Un trouble dépressif peut affecter la personne entière, depuis sa façon de manger et de dormir, jusqu’à sa perception de son être et à ses processus mentaux. Beaucoup de gens disent qu'ils sont "déprimés"; mais, la vraie dépression n'est pas simplement une humeur passagère que peut chasser un petit effort de la volonté. En fait, on ne peut pas s’en débarrasser par la volonté et les invitations des amis à « faire un petit effort et à prendre sa vie en main » ne servent à rien. Un traitement adéquat peut aider la grande majorité des personnes souffrant de dépression; par contre, si elle n’est pas traitée, cette maladie peut durer des mois et des années.

Symptômes caractéristiques

Chaque personne vit sa dépression de façon très différente. Pour que les symptômes soient considérés comme des indicateurs de dépression, ils doivent être assez graves pour perturber la vie quotidienne et professionnelle. Quatre des neufs symptômes suivants ou plus, durant deux semaines ou plus, signalent le besoin d'avoir recours à des soins professionnels :

  • un changement notable des habitudes de sommeil
  • un changement notable de l’appétit
  • une baisse de l’aptitude à ressentir du plaisir, p. ex., la perte d’intérêt et de plaisir pour des activités auparavant appréciées
  • le sentiment d’être sans valeur, sans espoir, sans défense
  • des sentiments non justifiés de culpabilité et de répréhension
  • des difficultés à réfléchir, à se concentrer et à être attentif
  • des pensées récurrentes de mort ou de suicide
  • une tristesse et une affliction accablantes
  • des symptômes physiques, la fatigue, la perte de la libido

Certains présentent aussi les symptômes suivants :

  • humeur dépressive
  • difficulté à prendre des décisions
  • douleurs corporelles
  • abattement
  • manque de motivation
  • tendance à se replier sur soi-même
  • pensées négatives obsédantes
  • blâme dirigé contre soi-même
  • manque de fiabilité
  • abus d’alcool
  • pensées confuses
  • agitation
  • anxiété
  • peurs et phobies irrationnelles

Et d’autres encore

Certains ont des hallucinations : ils voient, entendent, goûtent, sentent ou touchent des choses qui ne sont pas là ou ils perçoivent une réalité déformée. D’autres ont des délires : ils ont des perceptions qui semblent réelles, mais qui, en réalité, sont fausses.

Si cela s’accompagne d’états affectifs anormalement élevés pendant un certain temps, il faudra probablement envisager la possibilité d’un autre diagnostic, par exemple, le trouble affectif bipolaire ou maniaco-dépressif.

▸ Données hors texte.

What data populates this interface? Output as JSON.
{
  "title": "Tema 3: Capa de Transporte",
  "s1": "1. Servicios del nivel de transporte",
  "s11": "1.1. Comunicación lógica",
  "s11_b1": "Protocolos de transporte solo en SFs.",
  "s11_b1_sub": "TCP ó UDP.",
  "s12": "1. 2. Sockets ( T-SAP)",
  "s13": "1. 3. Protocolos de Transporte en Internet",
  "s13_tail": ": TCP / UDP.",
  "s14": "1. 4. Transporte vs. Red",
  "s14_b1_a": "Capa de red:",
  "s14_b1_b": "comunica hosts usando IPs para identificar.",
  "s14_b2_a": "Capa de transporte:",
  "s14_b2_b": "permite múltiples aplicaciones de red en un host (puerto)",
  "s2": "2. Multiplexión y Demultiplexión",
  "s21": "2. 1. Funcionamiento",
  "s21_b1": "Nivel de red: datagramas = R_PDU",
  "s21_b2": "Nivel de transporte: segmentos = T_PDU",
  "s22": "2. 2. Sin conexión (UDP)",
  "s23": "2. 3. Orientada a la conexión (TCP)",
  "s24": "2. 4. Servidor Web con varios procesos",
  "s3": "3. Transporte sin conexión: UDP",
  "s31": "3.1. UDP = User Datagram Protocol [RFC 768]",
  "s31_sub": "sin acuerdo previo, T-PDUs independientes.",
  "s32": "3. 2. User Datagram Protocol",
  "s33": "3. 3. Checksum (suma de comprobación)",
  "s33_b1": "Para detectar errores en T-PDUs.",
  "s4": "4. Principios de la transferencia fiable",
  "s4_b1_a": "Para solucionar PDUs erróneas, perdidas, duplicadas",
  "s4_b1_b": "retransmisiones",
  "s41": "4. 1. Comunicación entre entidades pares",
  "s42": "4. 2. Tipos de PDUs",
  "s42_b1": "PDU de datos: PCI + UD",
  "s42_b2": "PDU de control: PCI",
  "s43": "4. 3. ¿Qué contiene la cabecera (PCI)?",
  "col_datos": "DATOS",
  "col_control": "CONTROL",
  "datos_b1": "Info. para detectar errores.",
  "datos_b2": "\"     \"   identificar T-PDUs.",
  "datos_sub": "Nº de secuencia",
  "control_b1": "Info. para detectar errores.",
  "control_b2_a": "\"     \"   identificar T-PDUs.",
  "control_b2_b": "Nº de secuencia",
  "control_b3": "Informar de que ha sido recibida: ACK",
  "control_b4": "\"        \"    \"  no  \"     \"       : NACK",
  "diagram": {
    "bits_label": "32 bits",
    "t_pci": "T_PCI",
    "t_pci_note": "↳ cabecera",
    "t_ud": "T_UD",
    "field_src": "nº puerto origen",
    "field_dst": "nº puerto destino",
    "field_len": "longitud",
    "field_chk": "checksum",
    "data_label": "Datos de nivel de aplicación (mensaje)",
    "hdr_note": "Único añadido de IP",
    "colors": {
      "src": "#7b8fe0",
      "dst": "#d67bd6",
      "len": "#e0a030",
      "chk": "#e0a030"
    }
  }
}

Événements « déclenchants » (stresseurs)

Certains événements ou états d’âme peuvent inciter à la dépression. Par exemple :

  • la solitude
  • le deuil
  • les problèmes conjugaux ou le divorce
  • le chômage ou la perte d’emploi
  • la retraite
  • les difficultés financières
  • le déménagement
  • le fait d’avoir été victime d’inceste ou d’autres traumatismes pendant l’enfance

Vous remarquez que plusieurs des facteurs mentionnés ci-dessus sont provoqués par des changements inévitables pouvant être extrêmement stressants. Certes, le stress n’est pas la seule explication. Mais, un tel niveau de stress peut rendre susceptible à des épisodes récurrents de dépression.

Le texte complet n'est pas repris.